Late in the evening an alleged draft of the President of the European Council began to circulate to try to unblock the situation. A diplomatic source sensed that Rutte might need an exit to reinforce the conditionality of the reforms and thus abandon the castling on unanimity for disbursements. But Michel’s proposal, along these lines, did not seem to convince the Dutch prime minister.

Michel’s idea, according to the Financial Times, it was that decisions on recovery fund payments would be suspended if there was no “consensus” between governments: if an unspecified number of Member States had reasoned against opposition to a national recovery plan, or the achievement of targets according to As assessed by the European Commission, payments cannot be made until the European Council “satisfactorily addresses the matter”. It is about giving Rutte a kind of emergency brake that he can sell in his country with the confidence that it will never be used. But even so, the Dutch claim that the brake should be activated with the mere opposition of a single Member State, and that payments should stop until the European Council issued its conclusions.
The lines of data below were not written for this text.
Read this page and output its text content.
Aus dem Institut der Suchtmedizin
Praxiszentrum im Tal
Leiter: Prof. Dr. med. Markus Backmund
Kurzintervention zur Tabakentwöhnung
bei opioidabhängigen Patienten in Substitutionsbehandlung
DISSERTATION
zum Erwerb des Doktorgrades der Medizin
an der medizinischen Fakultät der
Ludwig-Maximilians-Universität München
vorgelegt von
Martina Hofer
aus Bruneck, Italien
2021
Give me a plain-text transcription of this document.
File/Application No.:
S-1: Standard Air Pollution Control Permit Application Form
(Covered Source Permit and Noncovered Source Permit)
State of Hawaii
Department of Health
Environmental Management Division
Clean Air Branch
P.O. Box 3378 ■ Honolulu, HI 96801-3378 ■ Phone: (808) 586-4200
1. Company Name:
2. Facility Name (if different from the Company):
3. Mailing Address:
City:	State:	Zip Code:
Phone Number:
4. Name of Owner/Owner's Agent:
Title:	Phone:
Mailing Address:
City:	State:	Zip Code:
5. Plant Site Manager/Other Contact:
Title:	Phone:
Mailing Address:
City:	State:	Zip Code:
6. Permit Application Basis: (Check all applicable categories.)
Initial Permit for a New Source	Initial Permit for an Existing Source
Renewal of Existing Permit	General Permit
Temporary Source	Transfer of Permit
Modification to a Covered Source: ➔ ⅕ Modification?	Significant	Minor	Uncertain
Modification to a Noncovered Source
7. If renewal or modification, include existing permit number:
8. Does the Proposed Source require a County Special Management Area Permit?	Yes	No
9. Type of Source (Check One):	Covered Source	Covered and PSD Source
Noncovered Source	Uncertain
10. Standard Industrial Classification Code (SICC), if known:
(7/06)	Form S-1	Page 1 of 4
“In unanimity we would not be willing to give in,” say Spanish sources, “unanimity is not wanted by anyone. The Netherlands is alone. Not even the rest supports it.” The main topics of debate within the room have been: the volume of the multi-year budget –1.074 billion that the frugal want to make it 1,050–; the need for own resources for debt repayment; the rebates – financial compensation for net taxpayers – that Spain does not want and was planning to remove after Brexit but that Charles Michel has reintroduced in his proposal; the 750,000 million in the recovery fund that the frugal want to reduce – both its amount and the proportion of transfers in relation to loans; fund governance; the terms in allocation, which Spain wants to be as soon as possible; when the principal of the debt begins to be repaid – Spain wanted in 2028, but Germany prefers earlier -; and the criteria for the distribution of money from the recovery fund – the weight of GDP, unemployment, etc. -.

“The toughest issues have been governance and the ratio of loans and transfers,” explains a diplomatic source: “The frugal want to drop 500,000 million, and in governance Rutte has remained unanimous. Spain, Italy and many others They have argued that unanimity cannot be, it needs to be agile, that it encourages reforms and is efficient. ”

This Saturday at 11.00, the leaders are scheduled to meet again to continue the negotiation. “Everyone has to give in,” explains a diplomatic source: “If not, it would not be a negotiation, you send a doll, or a paper. The European Council is important, they are all there, many hours in a row, and everyone will have to make concessions. The important thing is to reach an agreement. ” But, for that, unanimity is required. And, for now, the blockade of the Netherlands and its allies not only heats the European summit of recovery, but threatens to make it fail.